Robert Lee, founder of Lee Tennis, 85
Robert Lee, founder of Lee Tennis Products in Charlottesville, Virginia, and one of the founders of the U.S. Tennis Court and Track Builders Association, which later became the American Sports Builders Association, died on April 5. He was 85 years old.
Lee was a longtime fixture in the tennis industry.
He was born in Raleigh, North Carolina in 1924, and served in World War II as a Navy pilot, searching for submarines of the New England coast. According to his son-in-law, John Welborn, Lee was one of the youngest pilots ever to have served.
He returned to Raleigh and went to NC State on the GI Bill and studied engineering. His first job after college was working as an engineer for the quarry where Har-Tru material was mined.
“He migrated into the tennis business from there and built most of the early Har-Tru courts back in the 50s and early 60s,” noted Welborn.
In 1964, Lee left Har-Tru and started the Robert Lee Company, making the product in Charlottesville, Virginia.
“He enjoyed the tennis boom of the early 70s, grew the accessory side of the business during the next few years and eventually added many innovations in growing Lee Tennis to where it is today,” Welborn continued.
1964 was also an auspicious year for Lee, who together with some industry colleagues, came up with the idea of organizing as a group to encourage others to pursue excellence in tennis court and running track construction.

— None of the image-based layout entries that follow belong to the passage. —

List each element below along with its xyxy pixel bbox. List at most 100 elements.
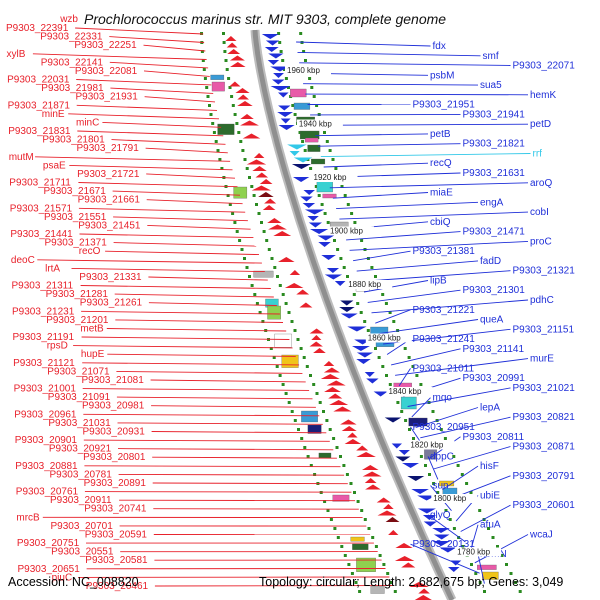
left-gene-label: P9303_21191 <box>13 332 75 343</box>
ring-tick <box>436 491 440 494</box>
forward-gene-arrow <box>289 270 301 275</box>
feature-block <box>290 88 307 98</box>
feature-block <box>400 396 417 410</box>
right-gene-label: lipB <box>430 276 447 287</box>
ring-tick <box>353 491 356 494</box>
forward-gene-arrow <box>240 114 254 119</box>
ring-tick <box>384 302 388 305</box>
left-gene-label: P9303_21231 <box>12 306 75 317</box>
kbp-label: 1960 kbp <box>287 66 320 75</box>
right-gene-leader <box>332 192 429 199</box>
forward-gene-arrow <box>309 328 324 334</box>
reverse-gene-arrow <box>391 443 402 449</box>
feature-block <box>307 144 321 152</box>
ring-tick <box>202 68 206 71</box>
left-gene-leader <box>76 104 218 111</box>
left-gene-label: P9303_22251 <box>74 40 137 51</box>
right-gene-label: P9303_21471 <box>463 227 526 238</box>
left-gene-label: P9303_21981 <box>41 83 104 94</box>
ring-tick <box>349 482 353 485</box>
ring-tick <box>302 50 306 53</box>
reverse-gene-arrow <box>356 359 371 364</box>
ring-tick <box>323 131 326 134</box>
forward-gene-arrow <box>259 179 273 184</box>
ring-tick <box>452 455 456 458</box>
forward-gene-arrow <box>226 42 238 48</box>
kbp-label: 1840 kbp <box>389 387 422 396</box>
ring-tick <box>205 86 209 89</box>
feature-block <box>408 417 428 427</box>
left-gene-leader <box>145 147 228 154</box>
left-gene-label: P9303_21081 <box>82 375 145 386</box>
left-gene-label: minE <box>42 109 65 120</box>
reverse-gene-arrow <box>310 229 329 234</box>
right-gene-leader <box>315 133 429 137</box>
right-gene-label: aroQ <box>530 178 552 189</box>
feature-block <box>352 543 369 550</box>
kbp-label-bg <box>455 547 502 557</box>
ring-tick <box>491 536 495 539</box>
ring-tick <box>340 545 344 548</box>
left-gene-leader <box>106 328 287 332</box>
ring-tick <box>424 464 427 467</box>
left-gene-label: P9303_20741 <box>84 504 147 515</box>
ring-tick <box>431 410 435 413</box>
right-gene-leader <box>303 83 479 86</box>
ring-tick <box>290 410 294 413</box>
ring-tick <box>367 527 371 530</box>
reverse-gene-arrow <box>280 118 291 124</box>
left-gene-leader <box>78 182 238 188</box>
left-gene-label: P9303_22031 <box>7 75 70 86</box>
right-gene-leader <box>427 514 466 543</box>
ring-tick <box>400 410 404 413</box>
left-gene-label: P9303_21711 <box>9 178 71 189</box>
feature-block <box>370 585 385 594</box>
left-gene-leader <box>153 508 359 510</box>
right-gene-leader <box>363 280 429 293</box>
reverse-gene-arrow <box>304 209 325 215</box>
ring-tick <box>310 86 314 89</box>
right-gene-label: P9303_21631 <box>463 168 526 179</box>
forward-gene-arrow <box>362 471 382 477</box>
ring-tick <box>211 122 215 125</box>
right-gene-leader <box>415 407 479 428</box>
left-gene-leader <box>147 224 251 230</box>
ring-tick <box>291 104 295 107</box>
left-gene-leader <box>112 190 241 196</box>
ring-tick <box>308 77 312 80</box>
right-gene-leader <box>474 534 529 564</box>
ring-tick <box>276 275 279 278</box>
ring-tick <box>374 347 377 350</box>
left-gene-label: P9303_20581 <box>85 555 148 566</box>
left-gene-label: metB <box>80 324 104 335</box>
right-gene-leader <box>427 456 439 480</box>
ring-tick <box>257 212 261 215</box>
ring-tick <box>228 86 232 89</box>
ring-tick <box>297 428 300 431</box>
right-gene-label: P9303_21021 <box>513 383 576 394</box>
forward-gene-arrow <box>253 153 265 158</box>
right-gene-label: P9303_22071 <box>513 61 576 72</box>
feature-block <box>301 410 318 423</box>
right-gene-leader <box>320 153 531 158</box>
left-gene-leader <box>76 79 212 86</box>
reverse-gene-arrow <box>366 378 379 384</box>
ring-tick <box>281 383 285 386</box>
ring-tick <box>336 248 340 251</box>
left-gene-label: P9303_20751 <box>17 538 80 549</box>
right-gene-leader <box>390 348 461 366</box>
left-gene-leader <box>143 44 206 52</box>
ring-tick <box>331 158 335 161</box>
left-gene-label: piuC <box>52 572 73 583</box>
right-gene-leader <box>420 416 511 439</box>
left-gene-leader <box>144 96 216 103</box>
left-gene-leader <box>81 336 290 340</box>
ring-tick <box>412 437 415 440</box>
forward-gene-arrow <box>237 101 253 106</box>
kbp-label: 1940 kbp <box>299 120 332 129</box>
left-gene-leader <box>82 362 300 366</box>
ring-tick <box>270 257 274 260</box>
left-gene-leader <box>117 448 334 451</box>
right-gene-label: miaE <box>430 188 453 199</box>
right-gene-leader <box>312 123 529 126</box>
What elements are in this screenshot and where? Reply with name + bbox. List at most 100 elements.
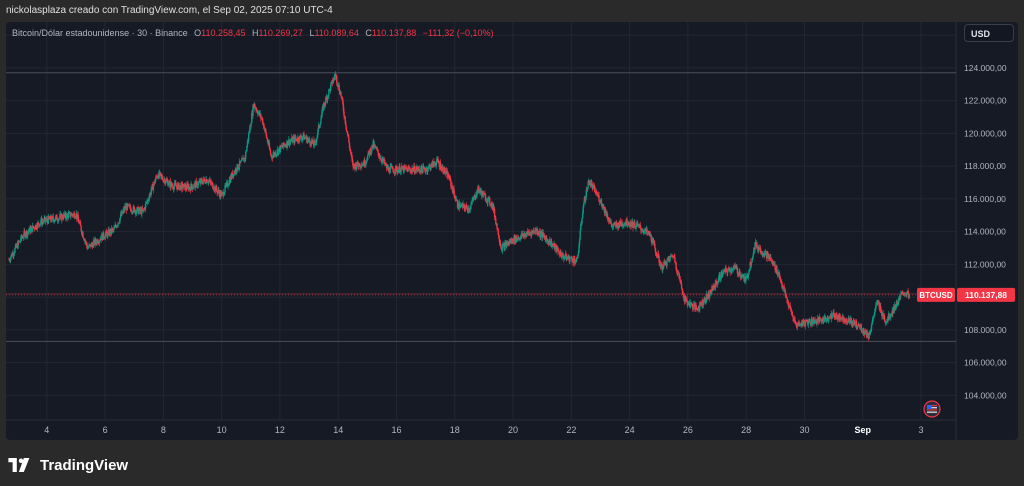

The idea, once presented, was unanimously endorsed, and the organization gained momentum, becoming the U.S. Tennis Court & Track Builders Association.
As time went on, the association developed a more formal structure, a paid management staff and eventually, the publications and documents, as well as the awards program and the certifications that it is known for today in its incarnation as the American Sports Builders Association.
In its presentation at the 2009 Technical Meeting, ASBA recognized the founders as well as charter members, including Bob Lee.
According to Welborn, Lee (who retired from the business in 1997) has left a lasting impression on the tennis industry.
“Bob devised many of the construction techniques and principals still used today to build clay courts,” he states. “Eventually the company he founded ended up with the Har-Tru name which he had helped build up originally. Along the way, he helped many people enjoy playing on clay courts and he helped many others who constructed and cared for the courts make a good living and grow their businesses as well. He leaves behind many good friends in the industry, a great company which he started, lots of Har-tru court knowledge, and a legacy for doing things right.”